まずは、弥生会計、EPSON財務応援ともに「輸入仕入」という勘定科目を新たに作成します。(勘定科目の作成は必須ではないですが、国内仕入とは別科目で管理されることをお勧めいたします。)
税抜処理を選択している場合・・・弥生会計
勘定科目 | 消費税設定項目 | 内 容 |
---|---|---|
輸入仕入 | 課税対象輸入本体 | 商品本体 |
輸入仕入 | 課税対象輸入本体 | 関税 |
仮払消費税 | 課税対象消費税4% | 消費税 国 4% |
仮払消費税 | 地方消費税貨物割 | 消費税 地方税 1% |
輸入仕入 | 課税対象輸入本体 | 通関料(郵便事業株式会社) |
税込処理を選択している場合・・・弥生会計
勘定科目 | 消費税設定項目 | 内 容 |
---|---|---|
輸入仕入 | 課税対象輸入本体 | 商品本体 |
輸入仕入 | 課税対象輸入本体 | 関税 |
輸入仕入 | 課税対象消費税4% | 消費税 国 4% |
輸入仕入 | 地方消費税貨物割 | 消費税 地方税 1% |
輸入仕入 | 課税対象輸入本体 | 通関料(郵便事業株式会社) |
では、次に弊事務所でメインで使っている会計ソフト、エプソンの財務応援の場合です。
税抜処理を選択している場合・・・エプソンの財務応援
勘定科目 | 消費税設定項目 | 内 容 |
---|---|---|
輸入仕入 | 81.不課税仕入 | 商品本体 |
輸入仕入 | 81.不課税仕入 | 関税 |
仮払消費税 | 34.課税貨物抜 | 消費税 国 4% |
仮払消費税 | 61.課貨物割地税 | 消費税 地方税 1% |
輸入仕入 | 81.不課税仕入 | 通関料(郵便事業株式会社) |
税込処理を選択している場合・・・エプソンの財務応援
勘定科目 | 消費税設定項目 | 内 容 |
---|---|---|
輸入仕入 | 81.不課税仕入 | 商品本体 |
輸入仕入 | 81.不課税仕入 | 関税 |
輸入仕入 | 64.課税貨物込4% | 消費税 国 4% |
輸入仕入 | 67.課貨物割込1% | 消費税 地方税 1% |
輸入仕入 | 81.不課税仕入 | 通関料(郵便事業株式会社) |
まとめ
輸入仕入の商品本体と関税は、消費税は不課税仕入です。消費税については、(商品本体+関税)に対して課税されます。そして、その消費税は、国税4%分と地方税1%分を分けての入力となります。その結果、地方税1%分は、付表2の「課税貨物に係る消費税額」に記載されることになります。通関料は国内仕入となり、消費税は課税仕入です。郵便事業株式会社に対して支払う200円の通関料は不課税仕入となります。

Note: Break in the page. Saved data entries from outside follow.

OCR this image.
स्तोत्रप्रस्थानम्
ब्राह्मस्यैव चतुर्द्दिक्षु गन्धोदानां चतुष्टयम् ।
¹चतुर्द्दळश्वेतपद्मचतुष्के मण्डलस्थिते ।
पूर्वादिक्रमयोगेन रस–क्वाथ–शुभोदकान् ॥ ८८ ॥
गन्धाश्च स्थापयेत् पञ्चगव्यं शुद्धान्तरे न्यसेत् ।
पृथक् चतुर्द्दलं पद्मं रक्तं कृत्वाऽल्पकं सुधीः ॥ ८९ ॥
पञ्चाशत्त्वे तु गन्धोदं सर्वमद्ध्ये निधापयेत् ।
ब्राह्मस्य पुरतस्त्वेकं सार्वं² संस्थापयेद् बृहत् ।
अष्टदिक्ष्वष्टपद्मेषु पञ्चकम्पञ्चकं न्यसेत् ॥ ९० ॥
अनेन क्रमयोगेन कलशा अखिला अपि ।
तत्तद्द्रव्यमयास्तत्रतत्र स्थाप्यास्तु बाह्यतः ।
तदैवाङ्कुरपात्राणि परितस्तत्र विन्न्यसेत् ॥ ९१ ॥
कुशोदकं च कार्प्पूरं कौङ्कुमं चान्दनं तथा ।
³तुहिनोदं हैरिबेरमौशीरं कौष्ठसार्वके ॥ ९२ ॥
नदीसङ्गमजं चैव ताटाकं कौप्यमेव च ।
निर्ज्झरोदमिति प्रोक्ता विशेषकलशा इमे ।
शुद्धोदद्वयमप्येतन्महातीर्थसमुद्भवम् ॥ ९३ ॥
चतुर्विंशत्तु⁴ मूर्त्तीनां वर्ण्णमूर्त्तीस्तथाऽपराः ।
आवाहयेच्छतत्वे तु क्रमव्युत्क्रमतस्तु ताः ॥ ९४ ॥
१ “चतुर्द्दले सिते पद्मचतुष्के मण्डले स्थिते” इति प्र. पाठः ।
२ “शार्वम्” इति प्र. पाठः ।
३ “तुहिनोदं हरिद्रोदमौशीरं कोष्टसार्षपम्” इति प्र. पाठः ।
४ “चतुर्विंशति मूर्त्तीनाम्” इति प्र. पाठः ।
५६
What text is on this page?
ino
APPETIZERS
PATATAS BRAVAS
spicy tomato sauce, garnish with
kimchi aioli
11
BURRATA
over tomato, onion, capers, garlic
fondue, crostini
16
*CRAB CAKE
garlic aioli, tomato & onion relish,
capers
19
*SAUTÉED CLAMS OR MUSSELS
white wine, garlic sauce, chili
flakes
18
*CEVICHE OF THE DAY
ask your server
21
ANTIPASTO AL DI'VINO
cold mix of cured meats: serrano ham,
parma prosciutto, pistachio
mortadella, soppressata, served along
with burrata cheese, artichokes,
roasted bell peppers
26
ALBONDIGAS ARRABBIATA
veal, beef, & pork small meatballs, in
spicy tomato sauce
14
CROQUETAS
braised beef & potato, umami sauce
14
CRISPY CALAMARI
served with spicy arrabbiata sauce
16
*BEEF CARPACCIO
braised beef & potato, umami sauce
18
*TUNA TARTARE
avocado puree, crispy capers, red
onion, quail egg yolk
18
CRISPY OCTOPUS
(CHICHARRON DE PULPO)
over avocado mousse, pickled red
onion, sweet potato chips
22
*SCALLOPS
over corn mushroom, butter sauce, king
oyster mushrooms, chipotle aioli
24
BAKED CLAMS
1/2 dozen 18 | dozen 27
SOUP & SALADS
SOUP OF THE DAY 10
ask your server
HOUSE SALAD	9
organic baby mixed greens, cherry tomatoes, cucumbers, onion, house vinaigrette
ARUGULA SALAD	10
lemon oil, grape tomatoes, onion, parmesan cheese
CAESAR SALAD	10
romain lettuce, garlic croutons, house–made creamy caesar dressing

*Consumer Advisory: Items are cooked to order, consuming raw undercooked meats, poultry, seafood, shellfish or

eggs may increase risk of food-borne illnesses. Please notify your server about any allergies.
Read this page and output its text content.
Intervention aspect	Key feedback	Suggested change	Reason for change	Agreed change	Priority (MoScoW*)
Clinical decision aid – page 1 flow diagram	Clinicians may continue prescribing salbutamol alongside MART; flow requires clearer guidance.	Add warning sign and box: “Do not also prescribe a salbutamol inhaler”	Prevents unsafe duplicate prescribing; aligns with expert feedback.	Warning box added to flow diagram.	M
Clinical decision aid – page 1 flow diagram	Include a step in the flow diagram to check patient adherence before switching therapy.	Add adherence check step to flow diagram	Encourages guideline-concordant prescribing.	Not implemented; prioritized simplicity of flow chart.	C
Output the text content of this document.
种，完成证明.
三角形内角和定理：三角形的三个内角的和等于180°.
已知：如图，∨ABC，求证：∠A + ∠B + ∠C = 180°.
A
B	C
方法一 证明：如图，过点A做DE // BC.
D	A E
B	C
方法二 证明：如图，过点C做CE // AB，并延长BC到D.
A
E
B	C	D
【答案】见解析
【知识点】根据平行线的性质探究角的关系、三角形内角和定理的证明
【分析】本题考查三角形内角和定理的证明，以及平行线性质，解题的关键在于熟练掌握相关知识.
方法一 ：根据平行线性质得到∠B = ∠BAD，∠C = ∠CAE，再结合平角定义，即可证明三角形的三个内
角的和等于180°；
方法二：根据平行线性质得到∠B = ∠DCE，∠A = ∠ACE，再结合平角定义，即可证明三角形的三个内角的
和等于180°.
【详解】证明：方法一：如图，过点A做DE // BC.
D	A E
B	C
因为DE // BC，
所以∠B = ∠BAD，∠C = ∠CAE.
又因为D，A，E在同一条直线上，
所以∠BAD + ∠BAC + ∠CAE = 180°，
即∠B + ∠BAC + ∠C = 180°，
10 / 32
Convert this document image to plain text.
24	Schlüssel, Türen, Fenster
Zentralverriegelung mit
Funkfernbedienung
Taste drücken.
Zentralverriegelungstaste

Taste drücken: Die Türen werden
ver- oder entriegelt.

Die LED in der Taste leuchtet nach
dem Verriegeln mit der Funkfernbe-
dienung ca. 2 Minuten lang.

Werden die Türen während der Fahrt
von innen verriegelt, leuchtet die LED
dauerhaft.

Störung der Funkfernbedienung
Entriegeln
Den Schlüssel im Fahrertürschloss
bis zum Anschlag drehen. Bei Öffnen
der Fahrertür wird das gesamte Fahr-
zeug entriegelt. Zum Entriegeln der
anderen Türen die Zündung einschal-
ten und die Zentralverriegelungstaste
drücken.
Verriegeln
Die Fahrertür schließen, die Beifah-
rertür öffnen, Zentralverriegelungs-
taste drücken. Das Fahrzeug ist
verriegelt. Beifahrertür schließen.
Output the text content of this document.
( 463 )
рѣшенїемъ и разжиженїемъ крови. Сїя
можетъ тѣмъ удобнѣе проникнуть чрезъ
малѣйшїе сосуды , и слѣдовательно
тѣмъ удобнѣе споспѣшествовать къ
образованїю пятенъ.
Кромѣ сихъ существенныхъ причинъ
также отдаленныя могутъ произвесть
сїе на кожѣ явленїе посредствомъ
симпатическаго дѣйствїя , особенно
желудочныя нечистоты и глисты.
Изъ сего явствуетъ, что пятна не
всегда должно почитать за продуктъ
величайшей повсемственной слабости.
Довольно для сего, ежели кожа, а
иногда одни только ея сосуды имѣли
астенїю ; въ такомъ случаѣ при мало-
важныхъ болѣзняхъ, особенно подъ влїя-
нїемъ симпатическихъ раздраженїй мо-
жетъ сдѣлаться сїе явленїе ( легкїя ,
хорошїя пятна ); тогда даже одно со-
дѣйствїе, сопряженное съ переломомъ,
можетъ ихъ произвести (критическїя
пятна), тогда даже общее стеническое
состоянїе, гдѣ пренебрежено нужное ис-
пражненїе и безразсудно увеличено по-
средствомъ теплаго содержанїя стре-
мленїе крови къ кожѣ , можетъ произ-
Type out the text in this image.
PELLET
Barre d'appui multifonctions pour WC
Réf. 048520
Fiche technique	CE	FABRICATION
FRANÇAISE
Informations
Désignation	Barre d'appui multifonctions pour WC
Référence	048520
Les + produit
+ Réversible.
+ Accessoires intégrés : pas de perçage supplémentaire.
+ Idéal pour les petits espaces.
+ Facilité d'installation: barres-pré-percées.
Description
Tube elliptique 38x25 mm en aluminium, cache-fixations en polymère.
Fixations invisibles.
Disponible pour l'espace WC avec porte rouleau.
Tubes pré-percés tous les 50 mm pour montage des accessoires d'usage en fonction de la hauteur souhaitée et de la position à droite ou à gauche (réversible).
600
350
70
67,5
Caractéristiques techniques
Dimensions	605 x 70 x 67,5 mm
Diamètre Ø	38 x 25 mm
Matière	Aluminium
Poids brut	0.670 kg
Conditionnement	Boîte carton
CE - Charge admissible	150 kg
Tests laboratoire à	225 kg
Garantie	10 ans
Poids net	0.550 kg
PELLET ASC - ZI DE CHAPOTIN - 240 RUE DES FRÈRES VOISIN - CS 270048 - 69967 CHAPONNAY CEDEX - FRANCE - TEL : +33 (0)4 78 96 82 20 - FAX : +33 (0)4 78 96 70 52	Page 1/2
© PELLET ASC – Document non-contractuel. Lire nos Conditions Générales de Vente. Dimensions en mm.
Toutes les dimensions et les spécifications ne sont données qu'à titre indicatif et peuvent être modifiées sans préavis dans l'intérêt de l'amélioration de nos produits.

輸入仕入では、国内仕入では出てこないような様々な支出項目がでてきます。そして、これらについて適正に処理しないと消費税額や法人税額が正しく算出できないということになります。 また、税務調査でも否認されることにもなります。
個人事業者でも法人でもかなりの量の仕入をされている事業者は、輸入取引に強い税理士事務所へ会計業務を委託されることも検討してみては如何でしょうか。それにより、販売、仕入業務に集中する時間も確保できそうです。